JONATHAN COE

jonathancoe

(1961 -     )

Jonathan Coe was born on 19th August 1961 in Lickey, a suburb of south-west Birmingham. His father worked in the motor industry as a research physicist; his mother was a music and PE teacher. Jonathan began writing at an early age. His first surviving story, a detective thriller called The Castle of Mystery, was written at the age of eight. He was then educated at Trinity College in Cambridge. He taught English Poetry at Warwick, subsequently working as a professional musician, writing music for jazz and cabaret. He also worked as a legal proofreader before becoming a freelance writer and journalist. He is the author of several novels including The Dwarves of Death (1990), the acclaimed What a Carve Up! (1994), a caustic satire of British life in the 1980s and winner of the Mail on Sunday/John Llewellyn Rhys Prize and the French Prix du Meilleur Livre Étranger (France); and The House of Sleep (1997), which won the Writers' Guild Award (Best Fiction) and the Prix Médicis Etranger (France) and recounts the adventures of a group of former university students, reunited at the mysterious cliff-top house where they used to live. The Rotters' Club (2001), is set in Birmingham during the 1970s and tells the story of a group of school friends working on the school magazine. It was adapted for BBC Television in 2005. A sequel, The Closed Circle, was published in 2004. Jonathan Coe is also the author of two biographies of film actors, Humphrey Bogart and James Stewart. His biography of the novelist B. S. Johnson was published in 2004 and won the Samuel Johnson Prize. Jonathan lives in London with his wife and two daughters.

My selection:

What A Carve Up! or The Winshaw Legacy : (Testament Ă  l'Anglaise) 1994

Well connected, with lots of money, and possessed of a remote Yorkshire family seat, the Winshaws are a breed of the old school. One of their number, Hilary, pens one of those tawdry, right-wing newspaper columns, informed solely by her own contradictory and ill-educated opinion; Henry is an ex-Labour MP whose politics use the party and everyone around him to further his own, less than left-wing motives; Dorothy is a callous factory farmer to whom animal welfare is a alien concept; and yet another, Mark, is an arms dealer growing rich from peddling his inventory to Iraq. Which is not to mention Thomas who, uninterested in more orthodox sexual relations, collects the more risqué outtakes from cutting room floors. Pity then Michael Owen, the not-so-holy-innocent employed by a vanity publisher at the request of mad Aunt Tabitha to pen the warts and all The Winshaw Legacy. Fixated on the old Kenneth Connor/Sid James country house comedy-horror What A Carve Up! since a formative cinema visit as a boy, and with a failed marriage behind him, Michael is almost as big a fuck-up as any of the Winshaws. Then someone steals his manuscript from the publishers and things start getting very peculiar indeed.

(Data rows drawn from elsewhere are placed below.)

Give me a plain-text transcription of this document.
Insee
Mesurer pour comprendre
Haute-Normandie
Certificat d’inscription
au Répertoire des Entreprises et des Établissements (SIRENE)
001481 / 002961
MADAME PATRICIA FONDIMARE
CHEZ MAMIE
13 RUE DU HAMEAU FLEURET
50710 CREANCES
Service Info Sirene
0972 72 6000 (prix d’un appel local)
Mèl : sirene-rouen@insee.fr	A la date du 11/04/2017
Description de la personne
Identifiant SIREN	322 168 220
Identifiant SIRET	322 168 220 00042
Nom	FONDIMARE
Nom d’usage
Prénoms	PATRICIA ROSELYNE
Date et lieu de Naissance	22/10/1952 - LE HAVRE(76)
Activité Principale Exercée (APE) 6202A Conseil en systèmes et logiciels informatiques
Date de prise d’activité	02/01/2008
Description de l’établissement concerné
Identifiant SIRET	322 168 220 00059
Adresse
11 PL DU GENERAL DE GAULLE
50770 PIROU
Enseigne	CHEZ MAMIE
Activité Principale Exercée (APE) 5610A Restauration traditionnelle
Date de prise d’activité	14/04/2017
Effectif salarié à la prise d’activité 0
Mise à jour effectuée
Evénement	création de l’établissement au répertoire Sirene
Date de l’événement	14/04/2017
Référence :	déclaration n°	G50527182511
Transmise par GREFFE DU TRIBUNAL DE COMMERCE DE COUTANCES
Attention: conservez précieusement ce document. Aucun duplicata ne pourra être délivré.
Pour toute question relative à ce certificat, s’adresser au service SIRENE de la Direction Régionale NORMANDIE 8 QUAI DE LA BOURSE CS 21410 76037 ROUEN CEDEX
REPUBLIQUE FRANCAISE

The House Of Sleep : (La maison Du Sommeil) 1997

This novel follows four students who knew each other in college in the eighties. Sarah is a narcoleptic who has dreams so vivid she mistakes them for real events. Robert has his life changed forever by the misunderstandings that arise from her condition. Terry spends his wakeful nights fueling his obsession with movies. And an increasingly unstable doctor, Gregory, sees sleep as a life-shortening disease which he must eradicate. But after ten years of fretful slumber and dreams gone bad, the four reunite in their college town to confront their disorders. In a Gothic cliffside manor being used as a clinic for sleep disorders, they discover that neither love, nor lunacy, nor obsession ever rests.

The Rain Before It Falls : (La pluie avant qu'elle tombe) 2007

The Rain Before it Falls is the story of three generations of one family riven by tragedy. When Rosamund, a reluctant bearer of family secrets, dies suddenly, a mystery is left for her niece Gill to unravel. Some photograph albums and tapes point towards a blind girl named Imogen whom no one has seen in twenty years. The search for Imogen and the truth of her inheritance becomes a shocking story of mothers and daughters and of how sadness, like a musical refrain, may haunt us down the years.

The Terrible Privacy of Maxwell Sim : (La vie très privée de Mr Sim) 2010

It is a book with a picaresque plot. It is told by the title character in the first person as he journeys first from Australia to his home in Watford in England and then on a promotional race for a toothbrush manufacturer to a remote chemist in the Shetland Islands. The story includes narratives written by other characters that greatly impact on Maxwell Sim, who is also preoccupied and influenced by the life and death of yachtsman Donald Crowhurst. The book examines identity and isolation, exploring the paradox of loneliness experienced at a time when technology makes connections with other humans easier than ever.